Abb. 1. Intron. Sekundärstruktur des Introntranscripts (IT) der mitochondrialen Vorläufer-RNA von Pilzen [abgewandelt nach R.W. Davies et al. Nature 300 (1982) 719-724]. Die Nucleotidsequenzanalyse von vier mitochondrialen Introns aus Aspergillus nidulans und fünf aus Saccharomyces cerevisiae zeigt, dass alle korrespondierenden ITs in der Lage sind, die gleiche Sekundärstruktur auszubilden. P, Q, R und S entsprechen hochkonservierten Bereichen. E und E1 sind nicht hochkonserviert, jedoch immer komplementär. Diese Sekundärstruktur bringt die Enden der beiden flankierenden Exontranscripte einander nahe. Die genaue Ausrichtung der Spleißstellen wird durch eine interne Führungssequenz (IGS, internal guide sequence) im IT sichergestellt. Die IGS besteht aus zwei Tandemregionen, die mit den terminalen Regionen der entsprechenden flankierenden Exontranscripte Basenpaare bildet. Der Maturase-Loop stellt einen Bereich dar, der für eine mRNA-Maturase translatiert, ein Protein, das für die Exzision essentiell ist. Dies ist jedoch eine große Ausnahme, da die meisten ITs nicht für ein Protein codieren. Das Diagramm ist nicht maßstabsgetreu und es sind auch noch Tertiärstrukturen vorhanden, die nicht gezeigt werden.

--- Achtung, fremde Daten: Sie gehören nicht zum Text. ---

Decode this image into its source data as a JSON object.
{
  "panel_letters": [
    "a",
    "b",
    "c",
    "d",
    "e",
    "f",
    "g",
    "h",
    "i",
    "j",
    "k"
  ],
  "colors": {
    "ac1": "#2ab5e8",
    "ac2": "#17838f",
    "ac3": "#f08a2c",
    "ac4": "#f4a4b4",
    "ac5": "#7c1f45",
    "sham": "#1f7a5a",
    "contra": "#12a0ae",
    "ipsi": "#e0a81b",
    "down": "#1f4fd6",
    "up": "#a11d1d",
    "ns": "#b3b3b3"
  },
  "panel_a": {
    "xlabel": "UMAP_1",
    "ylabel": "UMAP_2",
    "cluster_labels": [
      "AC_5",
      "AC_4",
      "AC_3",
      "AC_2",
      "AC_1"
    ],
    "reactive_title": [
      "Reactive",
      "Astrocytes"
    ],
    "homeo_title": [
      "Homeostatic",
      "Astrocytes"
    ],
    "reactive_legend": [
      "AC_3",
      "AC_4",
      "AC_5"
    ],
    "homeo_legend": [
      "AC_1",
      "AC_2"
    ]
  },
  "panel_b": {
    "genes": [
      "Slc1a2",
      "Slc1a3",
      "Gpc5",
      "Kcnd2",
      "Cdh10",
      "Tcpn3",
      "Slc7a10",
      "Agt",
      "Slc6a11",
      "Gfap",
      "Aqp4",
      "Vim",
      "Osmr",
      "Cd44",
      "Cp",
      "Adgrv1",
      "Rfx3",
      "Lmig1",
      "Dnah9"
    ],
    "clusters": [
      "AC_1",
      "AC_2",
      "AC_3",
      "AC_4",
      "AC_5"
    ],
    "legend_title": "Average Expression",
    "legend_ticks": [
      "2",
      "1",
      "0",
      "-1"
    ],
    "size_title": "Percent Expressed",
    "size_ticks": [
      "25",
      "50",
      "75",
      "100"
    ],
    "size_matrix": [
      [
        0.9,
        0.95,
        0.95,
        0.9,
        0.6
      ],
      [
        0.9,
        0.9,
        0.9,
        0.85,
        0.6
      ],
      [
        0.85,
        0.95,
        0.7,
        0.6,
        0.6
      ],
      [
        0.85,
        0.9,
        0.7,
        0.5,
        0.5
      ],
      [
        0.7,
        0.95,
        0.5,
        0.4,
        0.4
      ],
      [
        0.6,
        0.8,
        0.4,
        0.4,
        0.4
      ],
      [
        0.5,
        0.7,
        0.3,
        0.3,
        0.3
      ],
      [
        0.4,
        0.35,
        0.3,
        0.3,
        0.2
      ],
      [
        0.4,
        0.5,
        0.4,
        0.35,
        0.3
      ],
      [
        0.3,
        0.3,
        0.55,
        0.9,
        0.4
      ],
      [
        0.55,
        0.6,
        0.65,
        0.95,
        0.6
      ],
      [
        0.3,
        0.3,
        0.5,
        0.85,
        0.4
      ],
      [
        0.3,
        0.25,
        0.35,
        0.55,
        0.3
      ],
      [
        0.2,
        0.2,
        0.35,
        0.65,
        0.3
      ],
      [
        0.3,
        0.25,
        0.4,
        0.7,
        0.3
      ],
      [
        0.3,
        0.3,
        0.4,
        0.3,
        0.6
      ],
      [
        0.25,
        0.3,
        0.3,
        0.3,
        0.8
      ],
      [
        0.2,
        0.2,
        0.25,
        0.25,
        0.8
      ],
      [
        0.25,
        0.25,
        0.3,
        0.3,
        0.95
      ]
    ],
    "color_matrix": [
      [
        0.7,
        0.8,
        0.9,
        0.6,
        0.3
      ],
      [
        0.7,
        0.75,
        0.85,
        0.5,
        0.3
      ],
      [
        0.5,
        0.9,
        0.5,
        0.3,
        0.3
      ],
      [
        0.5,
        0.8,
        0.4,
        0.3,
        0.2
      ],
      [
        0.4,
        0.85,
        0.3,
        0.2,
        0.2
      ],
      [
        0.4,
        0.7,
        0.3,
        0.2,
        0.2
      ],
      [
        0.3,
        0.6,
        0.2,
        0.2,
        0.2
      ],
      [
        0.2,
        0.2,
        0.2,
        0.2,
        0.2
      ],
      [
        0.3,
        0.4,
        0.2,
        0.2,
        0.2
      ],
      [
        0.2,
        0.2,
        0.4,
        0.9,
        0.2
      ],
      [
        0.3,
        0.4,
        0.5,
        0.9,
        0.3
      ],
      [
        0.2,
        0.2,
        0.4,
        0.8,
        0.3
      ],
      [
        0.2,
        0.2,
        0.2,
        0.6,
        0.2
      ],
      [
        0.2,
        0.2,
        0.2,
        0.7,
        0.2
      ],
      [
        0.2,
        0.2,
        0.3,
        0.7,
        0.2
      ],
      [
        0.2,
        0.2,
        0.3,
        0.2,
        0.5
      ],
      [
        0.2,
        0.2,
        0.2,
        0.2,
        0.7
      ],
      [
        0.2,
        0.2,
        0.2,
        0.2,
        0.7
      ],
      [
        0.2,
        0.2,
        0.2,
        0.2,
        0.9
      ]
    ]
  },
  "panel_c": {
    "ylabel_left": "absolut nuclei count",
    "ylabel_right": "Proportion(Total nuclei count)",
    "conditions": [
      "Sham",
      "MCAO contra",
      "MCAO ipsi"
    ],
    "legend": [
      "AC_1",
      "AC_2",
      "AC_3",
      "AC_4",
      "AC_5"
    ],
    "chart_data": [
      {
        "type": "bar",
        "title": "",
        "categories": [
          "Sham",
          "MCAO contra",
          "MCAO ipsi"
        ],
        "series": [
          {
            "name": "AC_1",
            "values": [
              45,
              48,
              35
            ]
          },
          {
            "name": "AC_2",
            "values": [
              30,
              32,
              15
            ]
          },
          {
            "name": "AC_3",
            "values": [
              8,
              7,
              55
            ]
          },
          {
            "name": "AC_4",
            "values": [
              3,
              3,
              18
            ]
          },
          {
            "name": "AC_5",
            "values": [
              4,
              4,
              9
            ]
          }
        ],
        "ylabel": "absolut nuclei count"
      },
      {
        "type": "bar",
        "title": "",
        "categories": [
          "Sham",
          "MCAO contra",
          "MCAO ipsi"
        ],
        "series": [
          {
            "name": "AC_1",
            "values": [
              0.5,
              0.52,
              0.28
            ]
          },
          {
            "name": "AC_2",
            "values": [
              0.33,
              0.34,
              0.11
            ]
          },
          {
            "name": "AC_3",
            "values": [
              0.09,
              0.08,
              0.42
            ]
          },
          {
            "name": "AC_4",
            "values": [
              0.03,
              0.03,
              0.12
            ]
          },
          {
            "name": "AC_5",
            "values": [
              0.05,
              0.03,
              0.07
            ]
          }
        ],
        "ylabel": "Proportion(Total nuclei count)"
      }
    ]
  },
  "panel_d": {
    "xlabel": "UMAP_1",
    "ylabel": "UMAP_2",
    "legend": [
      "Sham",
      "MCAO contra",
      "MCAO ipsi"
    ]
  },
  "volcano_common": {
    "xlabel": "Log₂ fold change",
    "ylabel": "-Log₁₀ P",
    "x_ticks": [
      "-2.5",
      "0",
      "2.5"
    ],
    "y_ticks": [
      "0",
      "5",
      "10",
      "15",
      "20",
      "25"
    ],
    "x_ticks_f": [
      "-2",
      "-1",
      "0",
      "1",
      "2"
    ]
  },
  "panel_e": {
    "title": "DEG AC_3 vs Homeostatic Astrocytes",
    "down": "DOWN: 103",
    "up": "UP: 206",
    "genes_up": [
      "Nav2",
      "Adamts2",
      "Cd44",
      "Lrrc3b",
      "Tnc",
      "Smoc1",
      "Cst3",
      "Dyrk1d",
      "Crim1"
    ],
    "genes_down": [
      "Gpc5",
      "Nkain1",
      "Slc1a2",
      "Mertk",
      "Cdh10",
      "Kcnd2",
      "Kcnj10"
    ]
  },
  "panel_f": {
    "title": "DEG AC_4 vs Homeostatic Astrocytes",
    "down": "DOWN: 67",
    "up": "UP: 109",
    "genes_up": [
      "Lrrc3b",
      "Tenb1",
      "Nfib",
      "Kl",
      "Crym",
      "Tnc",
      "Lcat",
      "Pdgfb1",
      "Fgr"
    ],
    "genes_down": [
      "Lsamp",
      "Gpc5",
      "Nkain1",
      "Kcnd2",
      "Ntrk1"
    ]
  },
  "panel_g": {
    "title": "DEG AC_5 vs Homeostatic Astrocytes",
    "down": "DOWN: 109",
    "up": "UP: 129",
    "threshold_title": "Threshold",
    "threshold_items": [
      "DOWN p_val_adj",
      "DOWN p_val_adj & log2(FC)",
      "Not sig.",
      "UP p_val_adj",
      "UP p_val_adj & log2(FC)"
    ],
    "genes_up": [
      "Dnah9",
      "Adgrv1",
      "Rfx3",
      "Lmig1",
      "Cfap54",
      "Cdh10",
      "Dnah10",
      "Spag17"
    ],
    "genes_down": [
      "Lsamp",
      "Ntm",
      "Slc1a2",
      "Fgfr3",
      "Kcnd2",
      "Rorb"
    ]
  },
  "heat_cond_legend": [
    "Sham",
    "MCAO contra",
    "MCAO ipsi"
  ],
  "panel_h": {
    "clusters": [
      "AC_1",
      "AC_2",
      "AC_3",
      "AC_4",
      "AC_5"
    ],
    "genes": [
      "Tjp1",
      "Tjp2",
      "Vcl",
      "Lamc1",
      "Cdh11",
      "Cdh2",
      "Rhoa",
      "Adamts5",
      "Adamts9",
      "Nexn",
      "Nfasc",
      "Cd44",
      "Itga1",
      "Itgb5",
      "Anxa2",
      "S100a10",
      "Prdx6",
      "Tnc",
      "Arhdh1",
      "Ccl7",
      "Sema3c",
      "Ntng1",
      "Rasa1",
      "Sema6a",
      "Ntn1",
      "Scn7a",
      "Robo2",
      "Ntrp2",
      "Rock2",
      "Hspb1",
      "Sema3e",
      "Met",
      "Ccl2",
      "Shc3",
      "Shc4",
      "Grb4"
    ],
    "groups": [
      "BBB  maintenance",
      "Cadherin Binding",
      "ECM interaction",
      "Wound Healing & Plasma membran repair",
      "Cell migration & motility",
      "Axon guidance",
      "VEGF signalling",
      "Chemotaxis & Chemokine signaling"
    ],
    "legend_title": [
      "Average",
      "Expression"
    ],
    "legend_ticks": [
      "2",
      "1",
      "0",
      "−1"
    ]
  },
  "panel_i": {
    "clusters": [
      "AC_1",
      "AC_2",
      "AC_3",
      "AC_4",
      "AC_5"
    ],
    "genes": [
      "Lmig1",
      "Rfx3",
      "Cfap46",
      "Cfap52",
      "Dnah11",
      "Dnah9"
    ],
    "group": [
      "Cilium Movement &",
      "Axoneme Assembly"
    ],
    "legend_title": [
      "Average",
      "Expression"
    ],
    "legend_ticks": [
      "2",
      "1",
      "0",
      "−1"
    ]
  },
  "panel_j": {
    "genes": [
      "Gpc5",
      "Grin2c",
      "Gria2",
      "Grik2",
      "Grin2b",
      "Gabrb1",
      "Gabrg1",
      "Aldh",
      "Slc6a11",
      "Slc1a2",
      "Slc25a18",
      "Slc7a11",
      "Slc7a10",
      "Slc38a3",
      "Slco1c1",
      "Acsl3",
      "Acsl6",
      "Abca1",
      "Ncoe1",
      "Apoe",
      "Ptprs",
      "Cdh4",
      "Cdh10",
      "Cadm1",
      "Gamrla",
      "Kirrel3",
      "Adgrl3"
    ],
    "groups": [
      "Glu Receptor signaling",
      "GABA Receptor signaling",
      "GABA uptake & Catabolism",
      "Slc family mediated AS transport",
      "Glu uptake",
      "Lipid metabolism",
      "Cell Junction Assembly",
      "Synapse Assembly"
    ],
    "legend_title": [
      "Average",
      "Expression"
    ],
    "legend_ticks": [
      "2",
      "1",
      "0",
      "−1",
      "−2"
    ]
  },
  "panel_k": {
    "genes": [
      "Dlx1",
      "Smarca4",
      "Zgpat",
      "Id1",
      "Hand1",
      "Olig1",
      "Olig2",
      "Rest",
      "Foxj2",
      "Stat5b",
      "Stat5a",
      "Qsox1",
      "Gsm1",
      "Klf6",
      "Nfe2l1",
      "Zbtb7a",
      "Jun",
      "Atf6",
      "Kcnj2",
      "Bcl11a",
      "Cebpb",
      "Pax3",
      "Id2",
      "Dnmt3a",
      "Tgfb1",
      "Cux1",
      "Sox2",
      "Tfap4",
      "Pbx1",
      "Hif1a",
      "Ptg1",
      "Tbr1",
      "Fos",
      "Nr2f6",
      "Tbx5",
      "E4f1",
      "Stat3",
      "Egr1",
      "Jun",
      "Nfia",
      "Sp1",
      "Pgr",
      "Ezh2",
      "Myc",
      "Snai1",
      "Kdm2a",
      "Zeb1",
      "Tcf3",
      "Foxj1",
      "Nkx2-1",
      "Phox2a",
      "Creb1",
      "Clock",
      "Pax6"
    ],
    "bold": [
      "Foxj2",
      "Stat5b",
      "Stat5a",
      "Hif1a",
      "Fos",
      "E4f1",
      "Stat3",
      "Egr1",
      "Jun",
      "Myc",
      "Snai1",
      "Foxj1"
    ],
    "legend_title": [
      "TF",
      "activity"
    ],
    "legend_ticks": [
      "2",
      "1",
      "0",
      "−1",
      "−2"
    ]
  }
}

Abb. 2. Intron. Autokatalytische Spaltungsligation von präribosomaler RNA der Tetrahymena [abgewandelt nach A.J. Zaug et al. Nature 301 (1983) 578-583]. Der Prozess wird durch die Insertion von Guanosin zwischen dem 3'-Ende des Exontranscripts (U) und dem 5'-Ende (A) des IT initiiert. Dabei wird die -UpA-Phosphodiesterbindung gespalten und das Guanosin an das 5'-Ende des IT gebunden, wodurch das IT von 413 auf 414 Nucleotide erweitert wird. Guanosin kann durch GMP, GDP bzw. GTP ersetzt werden. Für experimentelle Zwecke wird 32P-markiertes GMP eingesetzt, um das 5'-Ende des IT zu markieren. Das freie Ende (-U-OH) des Exontranscripts verbindet sich mit dem 5'-terminalen U des anderen Exontranscripts (unter Bildung einer neuen -UpU-Phosphodiesterbindung) bei gleichzeitiger Freisetzung des IT an seinem 3'-Ende. Das 3'-terminale G (Nucleotid 414) spaltet die Phosphodiesterbindung zwischen den Nucleotiden 15 (U) und 16 (A) unter Bildung eines zyklischen RNA-Fragments (Nucleotide 6-414) und eines linearen Fragments (Nucleotide 1-15). Auf diese Weise werden zwei Phosphodiesterbindungen gespalten und zwei gebildet. Die Zyklisierung soll möglicherweise verhindern, daß das ungewünschte RNA-Fragment an der Rückreaktion teilnimmt. Der gesamte Prozess kann als eine autokatalytische Spaltungs-Ligations-Reaktion beschrieben werden, wobei es sich bei der RNA um eine selbstspleißende RNA handelt. Eine selbstspleißende RNA wird auch als Ribozym bezeichnet. Die Entfernung von ITs durch Spleißen stellt eine der Arten der Posttranscriptionsmodifikation von RNA dar.